Prepared statements are per-connection and a lot of time you want to use connections from a single pool that's used for all you different queries, so you can't really use them.
> Even with that, the SQL would be parsed once per connection?
In a webserver-like context it's once per query one way or another - the server process is stateless-ish between page loads, so each page load is either a from-scratch connection or a connection taken from a pool, but even if you're pooling you can't use prepared statements in practice (you can't leave a prepared statement on a connection that you return to the pool because you'll eventually exhaust the database server's memory that way, and you'd have to resubmit the prepared statement every time you took a connection out of the pool anyway because there's no way to know whether this connection has run this page already or not).

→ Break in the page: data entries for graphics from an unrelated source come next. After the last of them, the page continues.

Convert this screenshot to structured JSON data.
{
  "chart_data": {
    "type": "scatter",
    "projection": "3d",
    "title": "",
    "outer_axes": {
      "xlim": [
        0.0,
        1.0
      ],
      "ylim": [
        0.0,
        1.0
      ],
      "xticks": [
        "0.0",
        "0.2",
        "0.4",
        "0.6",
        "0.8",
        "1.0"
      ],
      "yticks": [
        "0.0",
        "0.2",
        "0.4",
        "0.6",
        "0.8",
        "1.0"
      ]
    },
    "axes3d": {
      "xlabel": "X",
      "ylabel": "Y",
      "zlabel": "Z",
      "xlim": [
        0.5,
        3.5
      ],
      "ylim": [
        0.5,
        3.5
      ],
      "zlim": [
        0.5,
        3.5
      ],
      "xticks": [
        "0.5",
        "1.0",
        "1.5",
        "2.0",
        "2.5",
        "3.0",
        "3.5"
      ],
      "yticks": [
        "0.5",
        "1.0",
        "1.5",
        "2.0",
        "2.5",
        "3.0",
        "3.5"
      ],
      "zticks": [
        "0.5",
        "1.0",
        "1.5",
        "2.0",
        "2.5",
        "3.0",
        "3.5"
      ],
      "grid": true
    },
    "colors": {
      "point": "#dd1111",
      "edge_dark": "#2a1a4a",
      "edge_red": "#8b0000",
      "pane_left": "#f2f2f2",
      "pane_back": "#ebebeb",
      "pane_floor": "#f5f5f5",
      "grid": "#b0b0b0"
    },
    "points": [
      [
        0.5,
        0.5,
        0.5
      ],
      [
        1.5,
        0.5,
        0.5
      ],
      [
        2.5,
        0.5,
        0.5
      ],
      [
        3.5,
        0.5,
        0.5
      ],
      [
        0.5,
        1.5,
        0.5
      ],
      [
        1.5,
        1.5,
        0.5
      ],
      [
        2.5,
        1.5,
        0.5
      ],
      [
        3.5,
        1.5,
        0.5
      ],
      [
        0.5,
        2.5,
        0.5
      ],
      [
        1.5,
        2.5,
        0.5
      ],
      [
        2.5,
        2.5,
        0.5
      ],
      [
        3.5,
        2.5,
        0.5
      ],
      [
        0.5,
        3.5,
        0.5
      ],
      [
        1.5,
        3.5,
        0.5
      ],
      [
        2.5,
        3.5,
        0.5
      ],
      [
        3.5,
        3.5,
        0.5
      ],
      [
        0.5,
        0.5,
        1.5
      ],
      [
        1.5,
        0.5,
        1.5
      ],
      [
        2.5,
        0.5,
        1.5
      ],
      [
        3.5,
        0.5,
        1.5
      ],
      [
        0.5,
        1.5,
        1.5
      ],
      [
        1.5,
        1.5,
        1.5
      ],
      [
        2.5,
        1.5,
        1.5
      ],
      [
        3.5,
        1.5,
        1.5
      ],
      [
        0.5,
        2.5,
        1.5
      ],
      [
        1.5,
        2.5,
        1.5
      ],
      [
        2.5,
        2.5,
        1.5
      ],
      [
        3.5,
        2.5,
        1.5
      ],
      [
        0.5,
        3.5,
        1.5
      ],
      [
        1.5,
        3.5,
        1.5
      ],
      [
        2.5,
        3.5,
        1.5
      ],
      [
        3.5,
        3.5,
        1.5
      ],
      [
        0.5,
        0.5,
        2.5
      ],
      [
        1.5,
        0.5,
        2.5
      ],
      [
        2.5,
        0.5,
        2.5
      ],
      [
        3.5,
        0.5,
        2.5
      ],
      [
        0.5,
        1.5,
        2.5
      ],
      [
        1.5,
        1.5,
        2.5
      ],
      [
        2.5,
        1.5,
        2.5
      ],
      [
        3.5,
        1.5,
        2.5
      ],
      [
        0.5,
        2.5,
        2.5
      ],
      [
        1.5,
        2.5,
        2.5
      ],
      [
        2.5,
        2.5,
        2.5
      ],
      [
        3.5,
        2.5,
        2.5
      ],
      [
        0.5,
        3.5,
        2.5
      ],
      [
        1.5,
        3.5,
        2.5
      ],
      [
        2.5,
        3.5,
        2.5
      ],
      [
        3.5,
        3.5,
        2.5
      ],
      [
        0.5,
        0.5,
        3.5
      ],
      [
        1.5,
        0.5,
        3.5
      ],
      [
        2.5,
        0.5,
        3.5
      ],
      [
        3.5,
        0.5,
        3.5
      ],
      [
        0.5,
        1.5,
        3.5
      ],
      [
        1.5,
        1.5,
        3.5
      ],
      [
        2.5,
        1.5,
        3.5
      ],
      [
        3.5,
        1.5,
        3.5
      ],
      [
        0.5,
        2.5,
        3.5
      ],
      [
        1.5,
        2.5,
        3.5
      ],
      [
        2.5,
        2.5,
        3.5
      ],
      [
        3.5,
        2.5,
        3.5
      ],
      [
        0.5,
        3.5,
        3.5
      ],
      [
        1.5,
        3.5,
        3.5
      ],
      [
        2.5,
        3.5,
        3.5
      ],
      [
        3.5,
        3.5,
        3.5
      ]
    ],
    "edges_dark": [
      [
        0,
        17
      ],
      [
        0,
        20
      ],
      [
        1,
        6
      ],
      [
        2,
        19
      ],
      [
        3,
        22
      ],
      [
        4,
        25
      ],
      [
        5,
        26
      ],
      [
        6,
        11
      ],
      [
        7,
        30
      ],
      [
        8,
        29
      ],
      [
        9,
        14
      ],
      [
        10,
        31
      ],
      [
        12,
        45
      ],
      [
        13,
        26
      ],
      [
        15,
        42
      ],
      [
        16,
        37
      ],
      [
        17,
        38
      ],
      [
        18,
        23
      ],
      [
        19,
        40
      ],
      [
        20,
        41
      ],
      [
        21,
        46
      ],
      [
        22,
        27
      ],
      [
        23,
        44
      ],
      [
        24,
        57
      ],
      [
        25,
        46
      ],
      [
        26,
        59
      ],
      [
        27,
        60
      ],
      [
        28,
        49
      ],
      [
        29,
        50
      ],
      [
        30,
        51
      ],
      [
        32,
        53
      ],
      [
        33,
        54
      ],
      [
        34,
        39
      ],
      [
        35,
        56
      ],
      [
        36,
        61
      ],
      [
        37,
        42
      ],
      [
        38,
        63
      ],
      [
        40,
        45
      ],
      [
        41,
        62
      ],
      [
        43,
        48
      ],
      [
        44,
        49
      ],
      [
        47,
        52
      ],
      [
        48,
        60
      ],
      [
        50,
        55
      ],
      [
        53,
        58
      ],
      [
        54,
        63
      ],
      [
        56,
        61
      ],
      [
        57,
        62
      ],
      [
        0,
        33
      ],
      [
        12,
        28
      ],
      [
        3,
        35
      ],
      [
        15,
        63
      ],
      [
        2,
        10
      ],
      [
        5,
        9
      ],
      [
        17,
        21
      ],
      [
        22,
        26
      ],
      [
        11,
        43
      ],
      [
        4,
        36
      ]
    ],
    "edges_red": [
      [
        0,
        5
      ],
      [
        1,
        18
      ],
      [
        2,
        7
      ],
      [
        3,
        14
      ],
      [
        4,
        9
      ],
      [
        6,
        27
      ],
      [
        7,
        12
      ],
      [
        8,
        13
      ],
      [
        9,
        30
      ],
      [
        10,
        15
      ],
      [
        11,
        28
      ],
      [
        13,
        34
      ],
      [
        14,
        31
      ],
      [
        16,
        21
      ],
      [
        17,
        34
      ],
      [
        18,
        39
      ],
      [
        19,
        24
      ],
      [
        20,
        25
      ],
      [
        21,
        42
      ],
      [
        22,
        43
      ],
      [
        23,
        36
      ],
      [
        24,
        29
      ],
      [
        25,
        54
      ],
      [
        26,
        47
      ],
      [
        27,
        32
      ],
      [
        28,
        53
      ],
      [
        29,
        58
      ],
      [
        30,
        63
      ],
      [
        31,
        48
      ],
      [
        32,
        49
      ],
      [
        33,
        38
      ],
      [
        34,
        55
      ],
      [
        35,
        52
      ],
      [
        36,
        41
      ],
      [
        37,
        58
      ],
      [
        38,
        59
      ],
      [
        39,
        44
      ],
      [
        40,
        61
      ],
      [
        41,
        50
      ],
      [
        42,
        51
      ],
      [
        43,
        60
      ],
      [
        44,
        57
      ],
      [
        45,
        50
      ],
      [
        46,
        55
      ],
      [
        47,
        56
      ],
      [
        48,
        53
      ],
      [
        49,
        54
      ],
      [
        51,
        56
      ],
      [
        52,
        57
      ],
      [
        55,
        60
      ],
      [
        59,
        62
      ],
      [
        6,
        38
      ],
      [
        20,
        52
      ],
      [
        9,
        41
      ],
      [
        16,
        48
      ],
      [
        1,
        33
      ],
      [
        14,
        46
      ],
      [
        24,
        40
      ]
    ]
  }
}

If you assume a page that's just displaying one database row, which is not the only use case but a common one, then each page load is one query and that query will have to be parsed for each page load, short of doing something like building a global set of all your application's queries and having your connection-pool logic initialise them for each connection.
In a database product I'm familiar with, the prepared statements are cached according to their content and those cached objects are shared between connections. Only if they fall out of the cache do they have to be re-parsed. I had assumed that's how all databases worked.
I'm somewhat surprised at the mechanism you're describing, but now I read the documentation it does seem to be the case. I wonder if a small piece of middle-ware might be sufficient to replicate the behavior I'm describing on a connection pool, and whether that would be desirable.